The Electoral College is scheduled to vote on Dec. 19, with a full 538 electors across America making their choices for president of the United States. Republican nominee Donald Trump prevailed on the Electoral College map, making him (by all historical precedents) the president-elect. And yet, seeing as the electors can technically vote how they want, despite laws in some states that punish such behavior, and seeing as Trump lost the popular vote by millions, some are wondering about a compromise — could the 12th Amendment make Tim Kaine Vice President instead of Mike Pence, for example?
The answer is yes, although in practice it'd be sure to cause a huge amount of uproar.
The 12th Amendment stipulates that electors cast distinct, separate votes for president and vice president, which means that they have the chance, albeit one without any historical precedent, to choose Trump for the top job, and yet to force Kaine on him as his number two. That would require at least 37 electors flipping their vice presidential votes from Pence to Kaine, however, which would be an event with no historical precedent. In fact, were that to happen, it would almost surely mean that the electors had broken away from Trump himself, as well. But if you're simply asking whether it could happen, that's a yes.
In the event that the electors voted in such a way as to deprive both Trump and Pence of the 270 electoral votes they need, but also didn't allow the Clinton-Kaine ticket to ascend — by voting for a third option like conservative independent candidate Evan McMullin, as just one hypothetical example — things would get far more complicated. In short, if neither ticket crosses 270, then the election gets kicked to the House and Senate to decide.

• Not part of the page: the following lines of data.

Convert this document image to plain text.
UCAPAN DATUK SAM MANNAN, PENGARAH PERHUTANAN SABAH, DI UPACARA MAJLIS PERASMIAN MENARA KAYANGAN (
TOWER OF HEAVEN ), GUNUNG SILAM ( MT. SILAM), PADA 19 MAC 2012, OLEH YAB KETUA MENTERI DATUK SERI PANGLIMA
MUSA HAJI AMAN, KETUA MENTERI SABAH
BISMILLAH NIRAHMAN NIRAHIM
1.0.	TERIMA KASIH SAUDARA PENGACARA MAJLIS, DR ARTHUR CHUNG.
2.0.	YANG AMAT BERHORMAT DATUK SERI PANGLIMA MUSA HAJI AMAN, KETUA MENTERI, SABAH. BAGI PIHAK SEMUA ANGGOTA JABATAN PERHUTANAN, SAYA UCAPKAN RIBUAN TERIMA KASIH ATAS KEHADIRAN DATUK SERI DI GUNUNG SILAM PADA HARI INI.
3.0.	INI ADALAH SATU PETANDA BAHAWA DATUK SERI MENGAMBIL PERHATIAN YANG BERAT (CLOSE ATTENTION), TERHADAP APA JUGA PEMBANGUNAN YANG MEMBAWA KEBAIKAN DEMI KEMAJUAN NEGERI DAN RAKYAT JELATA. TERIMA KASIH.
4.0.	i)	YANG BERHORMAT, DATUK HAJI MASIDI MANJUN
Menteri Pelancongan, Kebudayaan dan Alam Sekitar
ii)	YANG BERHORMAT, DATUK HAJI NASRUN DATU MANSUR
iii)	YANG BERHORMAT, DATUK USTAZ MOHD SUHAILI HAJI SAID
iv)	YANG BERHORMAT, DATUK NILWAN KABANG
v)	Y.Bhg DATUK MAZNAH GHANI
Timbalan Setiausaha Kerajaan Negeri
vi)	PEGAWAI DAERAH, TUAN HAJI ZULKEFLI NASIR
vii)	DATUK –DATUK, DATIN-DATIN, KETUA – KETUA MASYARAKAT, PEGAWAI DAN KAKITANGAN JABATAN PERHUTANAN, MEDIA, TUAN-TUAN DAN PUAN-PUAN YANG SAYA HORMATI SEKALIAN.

To be specific, the House picks the president, while the Senate picks the vice president.
And it's a guarantee that the GOP will control the Senate come Dec. 19 and going forward until at least the 2018 midterm elections. In other words, it's effectively impossible to conceive of Kaine prevailing in such a contest — it's one vote per senator, and Pence (himself a former representative) is very well-liked among the Republican establishment in Congress. In other words, this is a scenario you can safely tuck away into the recesses of your mind, never to be dwelt upon again. Because while it is technically possible for Kaine to be named vice president instead of Pence, it's an unlikely as any potential Electoral College development out there right now.